Es könne durchaus sein, dass die Gastronomie dort stärker vertreten sein wird. „Aber eines ist klar, und das ist auch wissenschaftlich erforscht worden, die Modeeinzelhändler sind die wichtigsten Geschäfte in einer Innenstadt.“ Der Modeeinzelhandel werde auch im Jahr 2030 die Menschen zum Flanieren einladen – bei mehr Einkaufserlebnissen in der City, wie Lenk hofft. „Das normale Verkaufen, wie es früher der Fall war, ist längst vorbei. Es geht um Emotionen. Die Menschen suchen Erlebnisse“, sagt Lenk. Die Pforzheimer Innenstadt werde in neun Jahren mit Sicherheit „bunter sein als heute“.

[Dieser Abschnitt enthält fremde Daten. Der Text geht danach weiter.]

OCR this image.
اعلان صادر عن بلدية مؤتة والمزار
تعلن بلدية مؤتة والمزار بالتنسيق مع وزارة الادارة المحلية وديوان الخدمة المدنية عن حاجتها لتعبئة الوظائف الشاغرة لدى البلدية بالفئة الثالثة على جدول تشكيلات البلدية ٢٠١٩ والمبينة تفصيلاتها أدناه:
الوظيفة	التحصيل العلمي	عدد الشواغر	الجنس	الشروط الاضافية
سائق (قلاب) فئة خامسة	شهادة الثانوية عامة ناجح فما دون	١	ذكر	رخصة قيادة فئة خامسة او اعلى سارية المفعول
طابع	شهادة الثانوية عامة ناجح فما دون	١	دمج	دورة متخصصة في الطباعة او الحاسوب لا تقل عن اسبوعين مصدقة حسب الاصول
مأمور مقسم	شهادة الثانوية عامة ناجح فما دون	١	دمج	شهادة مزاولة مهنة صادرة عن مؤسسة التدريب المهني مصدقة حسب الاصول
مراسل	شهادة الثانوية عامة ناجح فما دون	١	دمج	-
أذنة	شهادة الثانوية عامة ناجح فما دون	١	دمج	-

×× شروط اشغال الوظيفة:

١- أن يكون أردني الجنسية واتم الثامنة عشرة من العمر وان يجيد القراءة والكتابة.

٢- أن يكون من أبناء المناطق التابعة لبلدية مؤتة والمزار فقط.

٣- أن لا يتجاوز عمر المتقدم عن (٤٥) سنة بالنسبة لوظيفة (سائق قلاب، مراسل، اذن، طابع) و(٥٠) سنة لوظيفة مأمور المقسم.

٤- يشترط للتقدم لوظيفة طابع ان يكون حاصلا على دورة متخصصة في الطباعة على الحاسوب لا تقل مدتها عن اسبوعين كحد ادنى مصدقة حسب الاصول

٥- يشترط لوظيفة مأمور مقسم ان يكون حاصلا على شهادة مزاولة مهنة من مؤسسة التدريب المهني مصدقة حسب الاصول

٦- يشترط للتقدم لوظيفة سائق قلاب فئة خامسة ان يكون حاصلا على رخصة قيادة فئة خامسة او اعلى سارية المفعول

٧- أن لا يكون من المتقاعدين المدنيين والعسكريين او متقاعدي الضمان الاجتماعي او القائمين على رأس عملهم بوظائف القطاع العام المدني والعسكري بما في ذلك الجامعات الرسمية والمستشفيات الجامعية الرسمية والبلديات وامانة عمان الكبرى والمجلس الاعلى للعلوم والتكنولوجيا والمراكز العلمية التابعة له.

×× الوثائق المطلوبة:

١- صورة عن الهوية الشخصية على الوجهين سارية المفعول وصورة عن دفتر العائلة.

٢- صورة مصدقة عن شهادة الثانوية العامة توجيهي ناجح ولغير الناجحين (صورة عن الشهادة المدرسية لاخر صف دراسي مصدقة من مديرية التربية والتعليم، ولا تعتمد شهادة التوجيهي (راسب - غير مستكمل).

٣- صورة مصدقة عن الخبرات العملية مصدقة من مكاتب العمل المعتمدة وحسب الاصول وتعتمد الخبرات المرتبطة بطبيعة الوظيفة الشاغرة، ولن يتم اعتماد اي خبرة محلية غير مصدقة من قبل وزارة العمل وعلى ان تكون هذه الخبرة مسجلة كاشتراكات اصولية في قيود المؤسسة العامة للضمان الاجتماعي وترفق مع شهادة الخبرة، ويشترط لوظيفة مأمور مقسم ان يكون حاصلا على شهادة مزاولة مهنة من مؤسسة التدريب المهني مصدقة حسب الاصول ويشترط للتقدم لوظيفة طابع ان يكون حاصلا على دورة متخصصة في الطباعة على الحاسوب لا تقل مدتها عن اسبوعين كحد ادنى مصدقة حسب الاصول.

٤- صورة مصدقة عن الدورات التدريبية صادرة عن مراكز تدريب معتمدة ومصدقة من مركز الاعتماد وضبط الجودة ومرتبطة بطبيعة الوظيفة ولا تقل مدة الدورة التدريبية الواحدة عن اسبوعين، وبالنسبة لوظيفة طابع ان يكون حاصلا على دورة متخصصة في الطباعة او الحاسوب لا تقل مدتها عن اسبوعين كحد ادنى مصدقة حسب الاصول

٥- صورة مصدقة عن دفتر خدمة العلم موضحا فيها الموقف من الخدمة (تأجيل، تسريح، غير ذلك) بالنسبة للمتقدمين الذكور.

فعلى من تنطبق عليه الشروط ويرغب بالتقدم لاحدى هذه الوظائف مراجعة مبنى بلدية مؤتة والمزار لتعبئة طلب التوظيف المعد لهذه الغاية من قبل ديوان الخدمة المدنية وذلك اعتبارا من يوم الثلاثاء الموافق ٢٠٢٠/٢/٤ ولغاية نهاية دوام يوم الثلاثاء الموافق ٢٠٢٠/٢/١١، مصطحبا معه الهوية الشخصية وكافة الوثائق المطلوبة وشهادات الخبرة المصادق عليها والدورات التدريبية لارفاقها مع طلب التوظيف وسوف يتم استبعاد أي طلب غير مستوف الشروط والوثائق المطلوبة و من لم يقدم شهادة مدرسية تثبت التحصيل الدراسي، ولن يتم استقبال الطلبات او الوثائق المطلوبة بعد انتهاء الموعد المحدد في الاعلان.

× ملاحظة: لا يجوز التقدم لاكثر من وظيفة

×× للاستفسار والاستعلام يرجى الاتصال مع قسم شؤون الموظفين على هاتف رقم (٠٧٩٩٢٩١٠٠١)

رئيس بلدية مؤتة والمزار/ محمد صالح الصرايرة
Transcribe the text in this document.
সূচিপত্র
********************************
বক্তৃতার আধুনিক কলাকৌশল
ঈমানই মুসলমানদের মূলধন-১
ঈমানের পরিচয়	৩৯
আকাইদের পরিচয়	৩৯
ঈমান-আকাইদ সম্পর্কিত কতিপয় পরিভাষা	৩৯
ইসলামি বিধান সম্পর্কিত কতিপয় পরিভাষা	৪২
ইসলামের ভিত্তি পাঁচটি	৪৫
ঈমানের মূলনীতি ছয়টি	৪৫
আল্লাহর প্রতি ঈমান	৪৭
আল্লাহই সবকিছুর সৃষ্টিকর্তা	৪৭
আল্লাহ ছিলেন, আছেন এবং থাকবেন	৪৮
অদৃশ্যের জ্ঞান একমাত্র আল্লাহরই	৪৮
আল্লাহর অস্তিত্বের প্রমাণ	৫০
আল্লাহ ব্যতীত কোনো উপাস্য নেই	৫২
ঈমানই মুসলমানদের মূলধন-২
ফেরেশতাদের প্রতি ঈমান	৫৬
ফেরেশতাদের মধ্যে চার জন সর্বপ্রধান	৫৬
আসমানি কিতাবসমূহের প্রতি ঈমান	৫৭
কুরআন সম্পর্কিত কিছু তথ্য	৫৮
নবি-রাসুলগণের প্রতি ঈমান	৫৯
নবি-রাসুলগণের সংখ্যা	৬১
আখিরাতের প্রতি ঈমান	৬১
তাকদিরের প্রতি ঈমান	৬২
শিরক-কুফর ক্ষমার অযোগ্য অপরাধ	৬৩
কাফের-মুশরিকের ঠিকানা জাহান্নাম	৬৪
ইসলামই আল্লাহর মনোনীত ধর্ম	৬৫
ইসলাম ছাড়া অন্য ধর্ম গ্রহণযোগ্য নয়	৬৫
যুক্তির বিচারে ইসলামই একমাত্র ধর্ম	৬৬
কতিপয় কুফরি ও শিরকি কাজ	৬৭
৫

Ein Kind der Region ist auch Kai Hudetz. Er ist in Waldbronn aufgewachsen und leitet das Institut für Handelsforschung (IFH) in Köln. Durch den rasant wachsenden Onlinehandel sind die Besucherfrequenzen in den Innenstädten bereits seit Jahren gesunken, erinnert er. Die Corona-Krise habe dies nochmals beschleunigt. Während der Onlinehandel 2020 um mehr als 20 Prozent gewachsen ist, sank die Besucherfrequenz in den Haupteinkaufsstraßen Kölns um 37 Prozent. „Auch in der Karlsruher Innenstadt rund um die Kaiserstraße war und ist sicherlich ein ähnlicher Einbruch zu verzeichnen“, sagt Hudetz.

Bequeme Nahversorgungskonzepte in kleineren Städten

Wenn die Pandemie vorbei ist, werde sich das Konsumverhalten sicherlich wieder ein Stück weit normalisieren. „Aber die ,gute, alte Zeit‘ kommt auch für den Einzelhandel nicht mehr zurück“, ist Hudetz überzeugt.

 Kai Hudetz
Handel bleibt Wandel: Der aus Waldbronn stammende IFH-Chef Kai Hudetz sieht mit Blick auf 2030 enorme Herausforderungen. Foto: IFH

Was bedeutet das für die Technologieregion Karlsruhe mit Blick aufs Jahr 2030? „Während in den kleineren Städten vor allem bequeme Nahversorgungskonzepte vorherrschen werden, gilt es für die Karlsruher Innenstadt, einen attraktiven Mix aus Handel, Gastronomie, Kultur, Sport und Dienstleistungen zu finden, der die Menschen zum Stadtbummel bewegt.“ Hudetz sagt, der Handel müsse als Teil der Freizeitgestaltung gesehen und konsequent weiterentwickelt werden. Für ihn sind das „schöne Zeiten für uns Konsumenten und Konsumentinnen, herausfordernde für den Einzelhandel“.